Mark Carney now agrees with me – Brussels would be mad to stop EU businesses from accessing the City

Mark Carney now agrees with me – Brussels would be mad to stop EU businesses from accessing the City

During the EU referendum campaign, one of the major debates concerned the City. Amongst Remain supporters, it was widely claimed that if we left the EU, the City of London and UK financial services more broadly would lose their right and ability to sell those services to EU clients. The EU would impose regulatory restrictions, cutting the City off. Since, it was claimed, the main attraction to finance firms of being in the City was because of the access it provided to the Single Market, if the UK left the EU, such firms would relocate to somewhere else within the EU, such as Paris or Frankfurt. This would cost the UK significant jobs, GDP and tax revenue.

During the campaign, I was the Chairman of Economists for Britain, affiliated to Vote Leave. In multiple media appearances throughout the campaign, I repeated an argument I wrote down in February, as you can see here. It was this: I said that although there would doubtless be some “brass plate plus” relocation, with firms moving a small number of staff and perhaps a block of capital into some notional office within the EU, they would not move significant volumes of business there.

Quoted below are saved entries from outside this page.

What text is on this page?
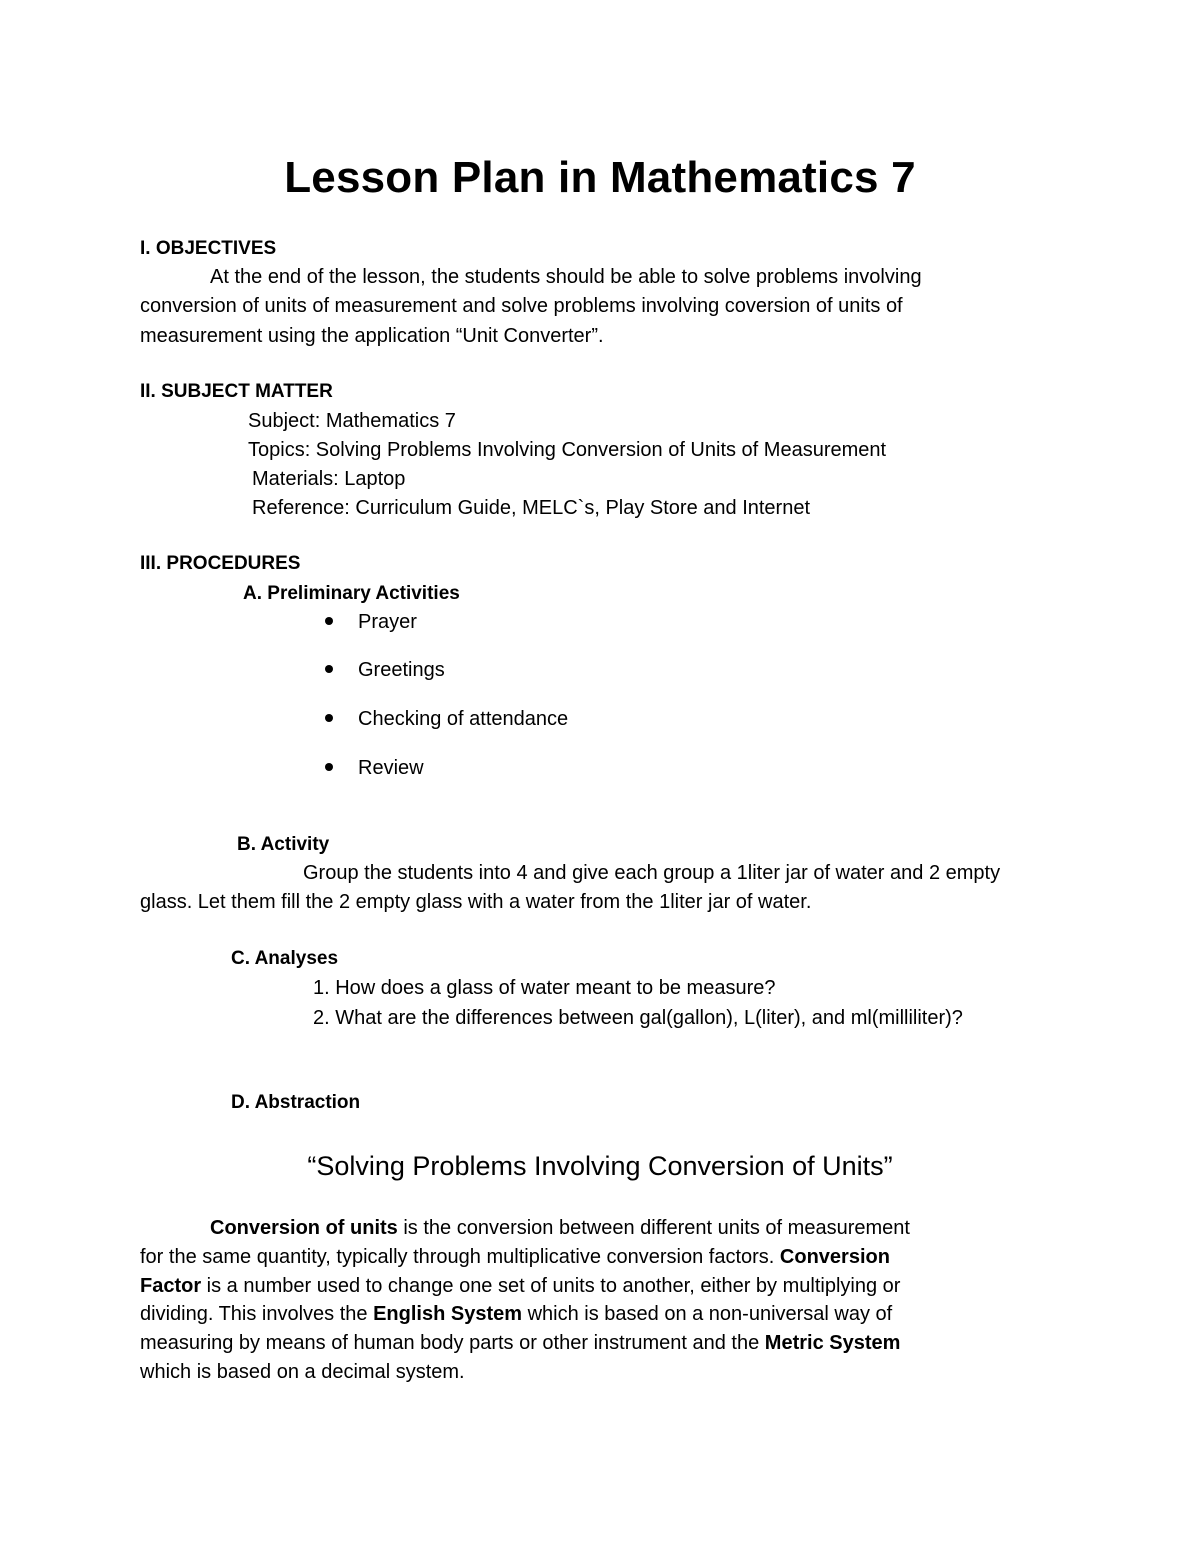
Lesson Plan in Mathematics 7
I. OBJECTIVES
At the end of the lesson, the students should be able to solve problems involving
conversion of units of measurement and solve problems involving coversion of units of
measurement using the application “Unit Converter”.
II. SUBJECT MATTER
Subject: Mathematics 7
Topics: Solving Problems Involving Conversion of Units of Measurement
Materials: Laptop
Reference: Curriculum Guide, MELC`s, Play Store and Internet
III. PROCEDURES
A. Preliminary Activities
Prayer
Greetings
Checking of attendance
Review
B. Activity
Group the students into 4 and give each group a 1liter jar of water and 2 empty
glass. Let them fill the 2 empty glass with a water from the 1liter jar of water.
C. Analyses
1. How does a glass of water meant to be measure?
2. What are the differences between gal(gallon), L(liter), and ml(milliliter)?
D. Abstraction
“Solving Problems Involving Conversion of Units”
Conversion of units is the conversion between different units of measurement
for the same quantity, typically through multiplicative conversion factors. Conversion
Factor is a number used to change one set of units to another, either by multiplying or
dividing. This involves the English System which is based on a non-universal way of
measuring by means of human body parts or other instrument and the Metric System
which is based on a decimal system.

Financial sector business is located in London for a number of profound and long-standing reasons, not simply because of EU regulation. There are well-known implications of the UK’s time zone, the use of English, London’s personal safety, UK business custom and practice, and clustering effects from London’s history. But two reasons in particular stand out.

If you are going to take a large number of very smart, high-energy people such as City workers, and pay them a large amount of money, they are going to want to know two things: a) Are they really going to get the money? b) Is it going to be fun to spend it?

Really getting the money means no risk of 80 per cent tax rates, €200,000 remuneration caps or random bonus clawbacks. Paris cannot offer such guarantees.

As to issue b), Frankfurt cannot provide that. Frankfurt or Geneva are charming places in their own way, but the kinds of individuals who work and spend their money in the City have lifestyle expectations that Frankfurt and Geneva cannot match. The relevant workers, of the right quality and skill, won’t go.

That does not mean that, under sufficient regulatory pressure, activity might not migrate out of London. But if it did, I said in February, it would move to the global finance centres that are London’s real rivals, such as New York or Shanghai.

Making London’s activity move to New York or Shanghai would be of no gain to the EU. Actually, it would involve a serious and potentially damaging loss. The UK provides 24 per cent of value added in financial services across the EU.

Many parts of the EU corporate and finance sectors are highly dependent upon their access to the City and would be materially commercially damaged if such access were lost. And that would happen at a time when the EU’s corporate sector is still weak and the EU’s finance sector is still unstable, following the Eurozone crisis. Any attempt to cut the City off would backfire, damaging the EU economy.

That was what I said then. Now, I have acquired an important ally in this case: the Bank of England. In October, deputy governor Sir John Cunliffe stated:

“I can’t see [what the City offers] being replicated in the foreseeable future in one place in the European Union… It takes an awful lot of time, human capital, it’s based around the interaction of financial services. The idea this ecosystem is transplanted somewhere else into Europe in the foreseeable future… I think to me is highly unlikely… Could it be transported to New York? Well of course it already exists in New York.”

This mirrors, precisely, my first argument above.

Today, Bank of England governor Mark Carney mirrored my second, stating:

“Banks located in the UK supply over half of debt and equity issuance by continental firms, and account for over three-quarters of foreign exchange and derivatives activity in the EU… If these UK-based firms have to adjust their activities in a short time frame, there could be a greater risk of disruption to services provided to the European real economy… The UK is effectively the investment banker for Europe…These activities are crucial for firms in the European real economy, and it is absolutely in the interests of the EU that there is an orderly transition and there is continual access to those services.”

This mirrors, precisely, my second.

Perhaps the EU has become so dysfunctionally incapable of seeing its own self-interest that it will, despite the logic of the case I offered and the Bank of England now offers, harm itself by cutting its businesses off from access to the City. If so, it could be doomed.

More likely is that common sense prevails and that we come to an accommodation with our EU friends and partners that allows them to continue to have access to the key financial services that the City provides and upon which the EU economy so depends.